Ottawa loses about $ 23 billion a year in uncollected taxes: CRA

The federal government is losing up to $ 23.4 billion a year in uncollected taxes, according to the Canada Revenue Agency’s more detailed effort to date to estimate Canada’s tax gap.

The tax gap refers to the difference between the amount of taxes Ottawa collects each year and the amount it could have collected if each individual and corporation paid all the taxes they legally owe. Part of the gap is due to illegal activities, such as undeclared cash payments to the construction industry or global companies hiding offshore assets. The gap may also include legal factors, such as unpaid tax debts due to personal or corporate bankruptcy.

Since 2016, the CRA has published seven reports related to specific components of the tax gap, such as personal income tax or sales taxes. All of these reports focused on fiscal year 2014. A new CRA report released on Tuesday is the agency’s first attempt to estimate the total tax gap in all tax categories. It covers the years from 2014 to 2018.

Leaks of bank records through revelations such as the 2016 Panama Papers and the 2017 Paradise Papers have pressured the CRA to increase its enforcement of offshore tax evasion in particular. Federal budgets in recent years have often provided the agency with more funding to increase its audit and enforcement powers in an effort to crack down on default and increase federal tax revenues.
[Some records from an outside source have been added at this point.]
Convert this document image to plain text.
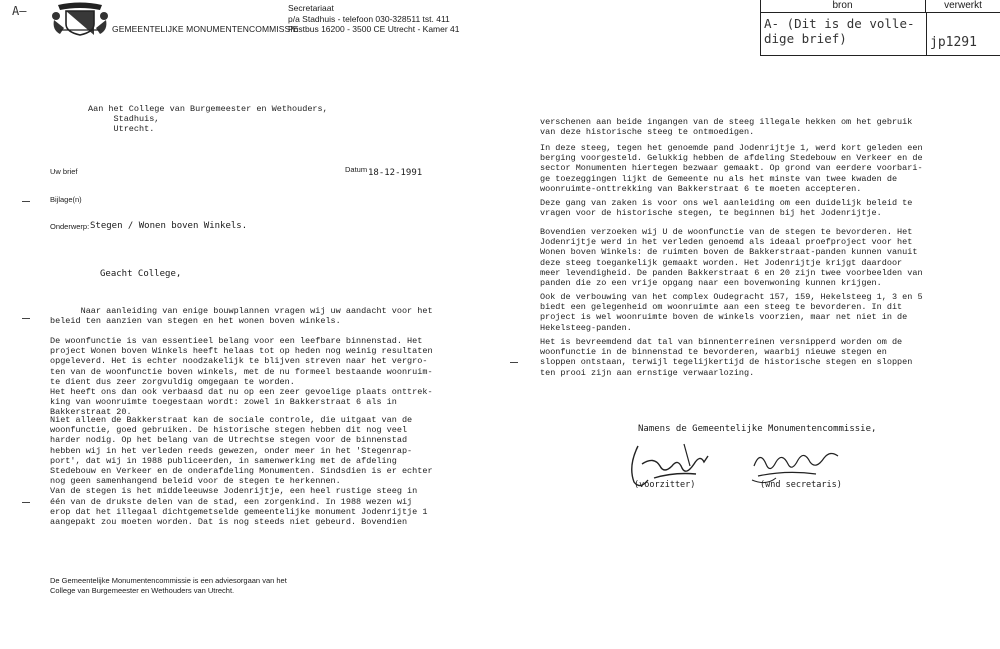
A—
GEMEENTELIJKE MONUMENTENCOMMISSIE
Secretariaat
p/a Stadhuis - telefoon 030-328511 tst. 411
Postbus 16200 - 3500 CE Utrecht - Kamer 41
bron	verwerkt
A- (Dit is de volle-
dige brief)	jp1291
Aan het College van Burgemeester en Wethouders,
Stadhuis,
Utrecht.
Uw brief	Datum 18-12-1991
Bijlage(n)
Onderwerp: Stegen / Wonen boven Winkels.
Geacht College,
Naar aanleiding van enige bouwplannen vragen wij uw aandacht voor het
beleid ten aanzien van stegen en het wonen boven winkels.
De woonfunctie is van essentieel belang voor een leefbare binnenstad. Het
project Wonen boven Winkels heeft helaas tot op heden nog weinig resultaten
opgeleverd. Het is echter noodzakelijk te blijven streven naar het vergro-
ten van de woonfunctie boven winkels, met de nu formeel bestaande woonruim-
te dient dus zeer zorgvuldig omgegaan te worden.
Het heeft ons dan ook verbaasd dat nu op een zeer gevoelige plaats onttrek-
king van woonruimte toegestaan wordt: zowel in Bakkerstraat 6 als in
Bakkerstraat 20.
Niet alleen de Bakkerstraat kan de sociale controle, die uitgaat van de
woonfunctie, goed gebruiken. De historische stegen hebben dit nog veel
harder nodig. Op het belang van de Utrechtse stegen voor de binnenstad
hebben wij in het verleden reeds gewezen, onder meer in het 'Stegenrap-
port', dat wij in 1988 publiceerden, in samenwerking met de afdeling
Stedebouw en Verkeer en de onderafdeling Monumenten. Sindsdien is er echter
nog geen samenhangend beleid voor de stegen te herkennen.
Van de stegen is het middeleeuwse Jodenrijtje, een heel rustige steeg in
één van de drukste delen van de stad, een zorgenkind. In 1988 wezen wij
erop dat het illegaal dichtgemetselde gemeentelijke monument Jodenrijtje 1
aangepakt zou moeten worden. Dat is nog steeds niet gebeurd. Bovendien
De Gemeentelijke Monumentencommissie is een adviesorgaan van het
College van Burgemeester en Wethouders van Utrecht.
verschenen aan beide ingangen van de steeg illegale hekken om het gebruik
van deze historische steeg te ontmoedigen.
In deze steeg, tegen het genoemde pand Jodenrijtje 1, werd kort geleden een
berging voorgesteld. Gelukkig hebben de afdeling Stedebouw en Verkeer en de
sector Monumenten hiertegen bezwaar gemaakt. Op grond van eerdere voorbari-
ge toezeggingen lijkt de Gemeente nu als het minste van twee kwaden de
woonruimte-onttrekking van Bakkerstraat 6 te moeten accepteren.
Deze gang van zaken is voor ons wel aanleiding om een duidelijk beleid te
vragen voor de historische stegen, te beginnen bij het Jodenrijtje.
Bovendien verzoeken wij U de woonfunctie van de stegen te bevorderen. Het
Jodenrijtje werd in het verleden genoemd als ideaal proefproject voor het
Wonen boven Winkels: de ruimten boven de Bakkerstraat-panden kunnen vanuit
deze steeg toegankelijk gemaakt worden. Het Jodenrijtje krijgt daardoor
meer levendigheid. De panden Bakkerstraat 6 en 20 zijn twee voorbeelden van
panden die zo een vrije opgang naar een bovenwoning kunnen krijgen.
Ook de verbouwing van het complex Oudegracht 157, 159, Hekelsteeg 1, 3 en 5
biedt een gelegenheid om woonruimte aan een steeg te bevorderen. In dit
project is wel woonruimte boven de winkels voorzien, maar net niet in de
Hekelsteeg-panden.
Het is bevreemdend dat tal van binnenterreinen versnipperd worden om de
woonfunctie in de binnenstad te bevorderen, waarbij nieuwe stegen en
sloppen ontstaan, terwijl tegelijkertijd de historische stegen en sloppen
ten prooi zijn aan ernstige verwaarlozing.
Namens de Gemeentelijke Monumentencommissie,
(voorzitter)	(wnd secretaris)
Tuesday’s CRA report, which was drafted by the agency and is not an independent analysis of the agency’s work, acknowledges the pressure to do more. The figures are presented in a way that aims to show that the agency is having some success in closing the gap.

The report says there was a total gross tax gap of between $ 35.1 billion and $ 40.4 billion in 2018 and states that the agency has been able to reduce it by almost half through its various compliance policies, giving resulting in a total net tax gap of $ 18.1. – billion and $ 23.4 billion.
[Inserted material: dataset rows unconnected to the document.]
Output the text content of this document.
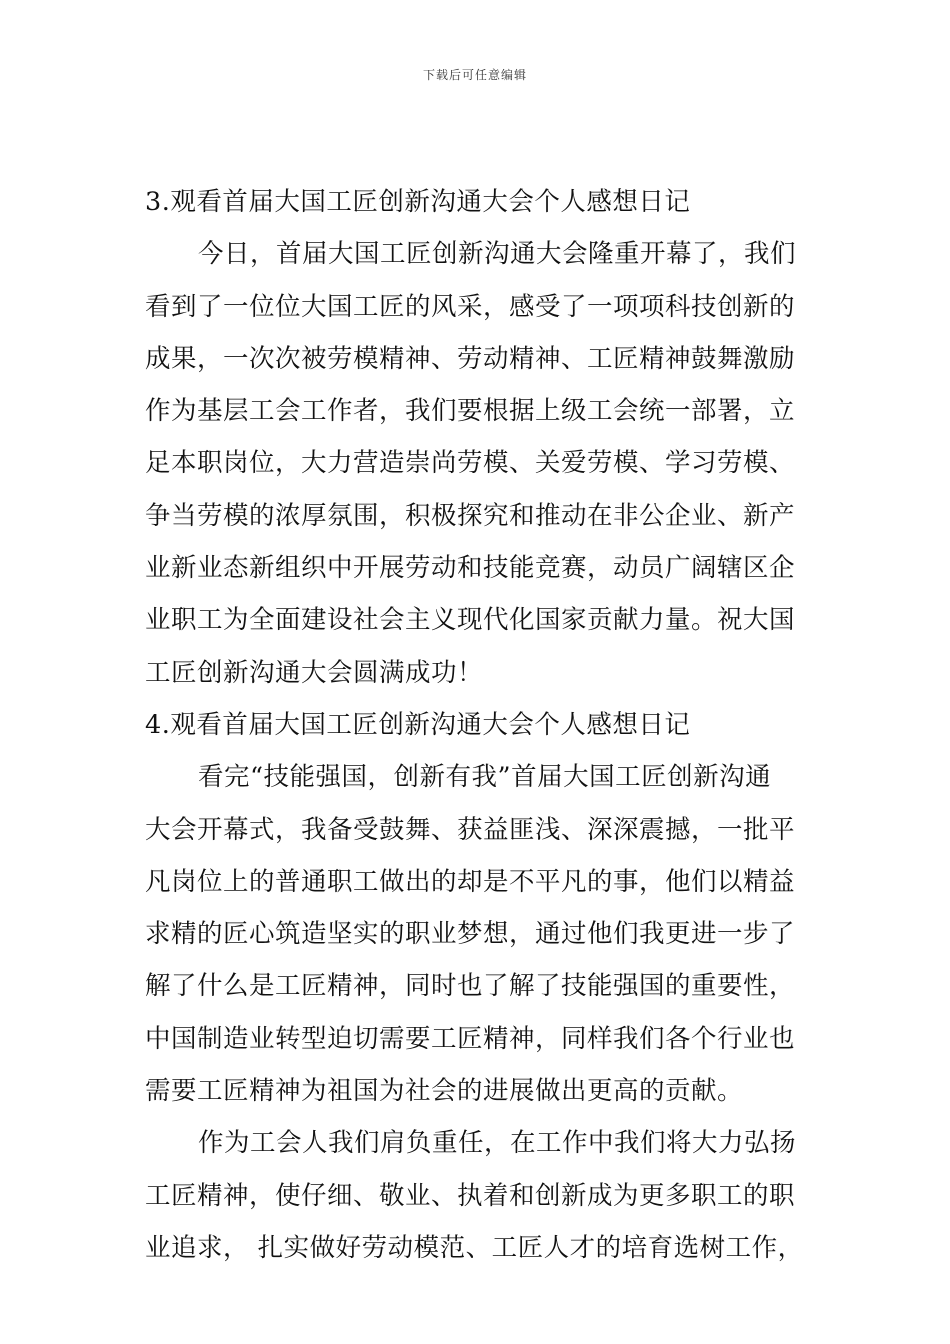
下载后可任意编辑
3.观看首届大国工匠创新沟通大会个人感想日记
今日，首届大国工匠创新沟通大会隆重开幕了，我们
看到了一位位大国工匠的风采，感受了一项项科技创新的
成果，一次次被劳模精神、劳动精神、工匠精神鼓舞激励
作为基层工会工作者，我们要根据上级工会统一部署，立
足本职岗位，大力营造崇尚劳模、关爱劳模、学习劳模、
争当劳模的浓厚氛围，积极探究和推动在非公企业、新产
业新业态新组织中开展劳动和技能竞赛，动员广阔辖区企
业职工为全面建设社会主义现代化国家贡献力量。祝大国
工匠创新沟通大会圆满成功！
4.观看首届大国工匠创新沟通大会个人感想日记
看完“技能强国，创新有我”首届大国工匠创新沟通
大会开幕式，我备受鼓舞、获益匪浅、深深震撼，一批平
凡岗位上的普通职工做出的却是不平凡的事，他们以精益
求精的匠心筑造坚实的职业梦想，通过他们我更进一步了
解了什么是工匠精神，同时也了解了技能强国的重要性，
中国制造业转型迫切需要工匠精神，同样我们各个行业也
需要工匠精神为祖国为社会的进展做出更高的贡献。
作为工会人我们肩负重任，在工作中我们将大力弘扬
工匠精神，使仔细、敬业、执着和创新成为更多职工的职
业追求， 扎实做好劳动模范、工匠人才的培育选树工作，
The gap remained constant at 9 percent of federal revenue over the five years.

The report says it would be impossible to reduce the fiscal gap to zero, as it includes losses caused by issues the ARC cannot control through additional enforcement, such as bankruptcies.

The CRA provided an advance copy of the report to The Globe and Mail.

Kelly Taylor, managing director of the agency’s research and innovation lab, said Monday in an interview that the results show a “low and stable” fiscal gap.

Since this is the first such report, the CRA said it will provide a baseline for future reports that can show which areas of the fiscal gap are improving or getting worse.

The report says the agency is also looking for the best way to enforce tax obligations when payments are made using cryptocurrency.

“Certainly, the cryptocurrency is on the radar,” Dr. Taylor said. “This is a constantly evolving space.”

Tuesday’s report includes a section on the role of the underground economy in contributing to the personal income tax gap.

The CRA estimates that between $ 1 billion and $ 3 billion in taxes were not reported in 2018 due to hidden offshore investment income, while about $ 7.7 billion in possible personal income taxes were not reported due to the underground economy.

Of that $ 7.7 billion, some of the major areas of the underground economy are listed as construction, own, trade-related activities, and rent payments.

Throughout the report, the CRA warns that reaching specific estimates is a difficult task. In the case of hidden offshore investment income, the report says that complex structures are sometimes marketed by professionals as tax schemes that promise to reduce taxes.

“Data on these offshore corporations and trusts are scarce and it can be difficult to distinguish between the legitimate uses of these financial institutions from tax non-compliance,” the report states. Offshore leaks, as well as formal information exchange agreements, including electronic funds transfers and common information standards, “have increased the amount of data on these offshore entities and helped the CRA investigate cases. potential for international tax default “.

The Liberal Party’s 2021 platform pledged to increase the CRA’s budget to $ 1 billion a year “in order to close Canada’s fiscal gap” and said this would generate $ 11.9 billion over four years in additional tax revenue.

Finance Minister Chrystia Freeland’s 2022 budget fell far short of that promise, announcing $ 916 million spread over those same four years for CRA audits and compliance programs. The budget said this would generate more than $ 2.2 billion in new revenue over the same period, with a net profit of $ 1.3 billion.

This rate of return is at odds with a statement made elsewhere in the budget that says every dollar added to the CRA’s budget since 2016 has yielded a return of five dollars.

Parliamentary budget officer Yves Giroux, a former senior CRA official, told The Globe earlier this year that the government may be underestimating its revenue targets to make sure they are met. He also said Ottawa could have reached the limit of how much additional revenue can be earned through the application.

“It could be a case where they have reached a point of declining returns,” he said.